Every pitcher's nightmare is poised in mid-crouch, pointing that menacing black bat and sighting along it, and salivating in anticipation. The count is 3 and 1. Hitter's pitch coming.

Randy Wolf, ex-Fightin' and now Dodger, swallows hard and unfurls what is supposed to be a teaser, good, but not too good. The margin for error is slim. Wolf exceeds it. Ryan Howard turns and cranks and there is that sound, that unmistakable sound that separates a home run from a home run. Like a lightning strike perhaps. Or a giant redwood brought crashing down.

 

The ball hisses through the October night, slams into the right field seats, and just like that, just four batters in, and the Phillies have ridden the sizable back of The Big Bopper to a 2-0 lead in the game that means the difference between an overwhelming 3-1 advantage in games for the Phillies, or a back-from-oblivion 2-2 stalemate for LA.

This is not going to be easy, certainly not like the 11-0 torching of LA the previous evening.

"Pride's at stake here," admitted manager Joe Torre.

Right on cue, the Dodgers bunch enough hits to catch up and erase the lead Howard has built.

The Big Bopper is smokin' hot. In this postseason he has produced at least one RBI in each of the Phillies eight games, and passing Mike Schmidt along the way for most runs plated in the playoffs.

But more than the numbers, there is something calming about him, a quiet, reassuring presence. It is contagious. He exudes confidence, and asks them to "get me to the plate."

They will need him to eat his fill at the plate this night because the Dodgers are hanging tough. Wolf has settled down and settled in nicely. With the exception of Howard's homer, the other Fightin's are swinging muted bats. It is one of the puzzlements of sport, how a team can be so potent offensively one game and then all but helpless the next.

Charlie Manuel is a longtime observer of this phenomenon and has concluded this:

"That's the beauty of baseball - you can get beat 20-0 tonight and come back tomorrow and beat somebody. That happens all the time."

The Phillies are going with their good ol' hoss on the mound on this night. Joe Blanton knows a bit about bopping, too, having sent, on request from the Hall of Fame, the bat with which he belted a homer in last year's World Series.

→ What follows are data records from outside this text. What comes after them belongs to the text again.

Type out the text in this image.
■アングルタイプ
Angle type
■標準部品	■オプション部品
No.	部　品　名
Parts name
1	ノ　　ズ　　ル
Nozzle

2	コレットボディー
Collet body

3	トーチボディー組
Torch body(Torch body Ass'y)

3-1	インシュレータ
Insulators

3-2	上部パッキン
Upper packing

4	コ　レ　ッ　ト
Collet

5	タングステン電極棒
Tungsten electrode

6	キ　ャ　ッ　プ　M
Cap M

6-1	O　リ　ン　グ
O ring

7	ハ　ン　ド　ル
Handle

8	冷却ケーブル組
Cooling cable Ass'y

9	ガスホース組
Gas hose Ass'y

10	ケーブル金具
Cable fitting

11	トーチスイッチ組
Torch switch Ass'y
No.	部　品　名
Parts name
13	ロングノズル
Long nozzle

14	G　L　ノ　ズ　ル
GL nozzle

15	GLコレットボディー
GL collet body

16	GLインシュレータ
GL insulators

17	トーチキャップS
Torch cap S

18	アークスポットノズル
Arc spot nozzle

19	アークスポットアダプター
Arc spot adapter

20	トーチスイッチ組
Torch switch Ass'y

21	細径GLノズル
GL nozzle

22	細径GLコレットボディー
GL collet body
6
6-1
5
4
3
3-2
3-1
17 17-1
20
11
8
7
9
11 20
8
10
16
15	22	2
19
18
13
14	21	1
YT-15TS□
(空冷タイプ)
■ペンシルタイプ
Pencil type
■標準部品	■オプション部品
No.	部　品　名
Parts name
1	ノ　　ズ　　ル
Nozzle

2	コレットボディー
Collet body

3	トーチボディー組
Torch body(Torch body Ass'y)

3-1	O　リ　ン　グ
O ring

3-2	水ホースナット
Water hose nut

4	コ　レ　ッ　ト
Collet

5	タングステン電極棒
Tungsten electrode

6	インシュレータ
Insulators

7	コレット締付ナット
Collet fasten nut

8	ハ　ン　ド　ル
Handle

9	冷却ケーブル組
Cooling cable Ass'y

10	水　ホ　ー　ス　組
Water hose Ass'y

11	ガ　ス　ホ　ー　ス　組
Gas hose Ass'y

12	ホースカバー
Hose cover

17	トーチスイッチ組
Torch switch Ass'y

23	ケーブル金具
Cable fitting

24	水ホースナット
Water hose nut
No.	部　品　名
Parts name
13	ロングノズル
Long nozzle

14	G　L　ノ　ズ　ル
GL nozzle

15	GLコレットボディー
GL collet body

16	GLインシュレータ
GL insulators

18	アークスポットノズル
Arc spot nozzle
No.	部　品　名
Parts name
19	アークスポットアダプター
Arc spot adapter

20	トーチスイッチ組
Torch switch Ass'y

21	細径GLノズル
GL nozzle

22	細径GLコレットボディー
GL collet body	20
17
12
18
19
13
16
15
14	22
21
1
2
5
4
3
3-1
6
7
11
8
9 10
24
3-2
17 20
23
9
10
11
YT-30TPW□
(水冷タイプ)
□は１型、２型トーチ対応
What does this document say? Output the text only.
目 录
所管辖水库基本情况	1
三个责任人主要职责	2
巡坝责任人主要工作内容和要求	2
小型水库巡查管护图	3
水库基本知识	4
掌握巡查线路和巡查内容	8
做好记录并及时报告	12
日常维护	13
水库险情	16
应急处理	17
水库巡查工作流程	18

For some reason, Blanton reminds me of Friday night high school football. He would be a linebacker, of course, and the one in charge, the one calling signals and positioning everyone.

On the mound, he has some Clydesdale in him, and bulldog, too.

He is a fan favorite because of his no frills, straight-on demeanor. He does yeoman work this night, firing 106 pitches en route to a 6-inning, 3-run performance. He does what he does, namely keeping them in the game. Acceptable under just about any circumstances.

The young and the uninitiated pitchers who first visit Philadelphia and their fans can come unglued by the stereophonic sound and the occasionally unkind chants. But Wolf is on a familiar mound and not intimated by the blizzard of white rally towels. He silences the bats and also the fans.

And then in the fifth the Dodgers seize the lead. It takes but one swing, by the prodigy Matt Kemp. At the wall in center, Shane Victorino climbs into the shrubbery and frantically waves a gloved hand.

Just short.

LA, 3-2.

And very soon, LA 4-2.

But what has always been the Phillies' point of pride is their resiliency. It is part of what makes you believe their best baseball is still ahead of them. If their roster can be kept intact, they can be serious contenders for years yet to come.

So Jimmy Rollins triples in the sixth and is scored by Chase Utley and that brings up Bopper. The Dodgers will not let him beat them. The unintentional intentional walk is dutifully issued.

The night deepens, the game creeps along. The Phillies are granted a wish: Bopper gets to bat in the bottom of the eighth, two on, one out, down 4-3. He strikes out.

Sometimes, as the old saying goes, you get the bear. And sometimes the bear gets you.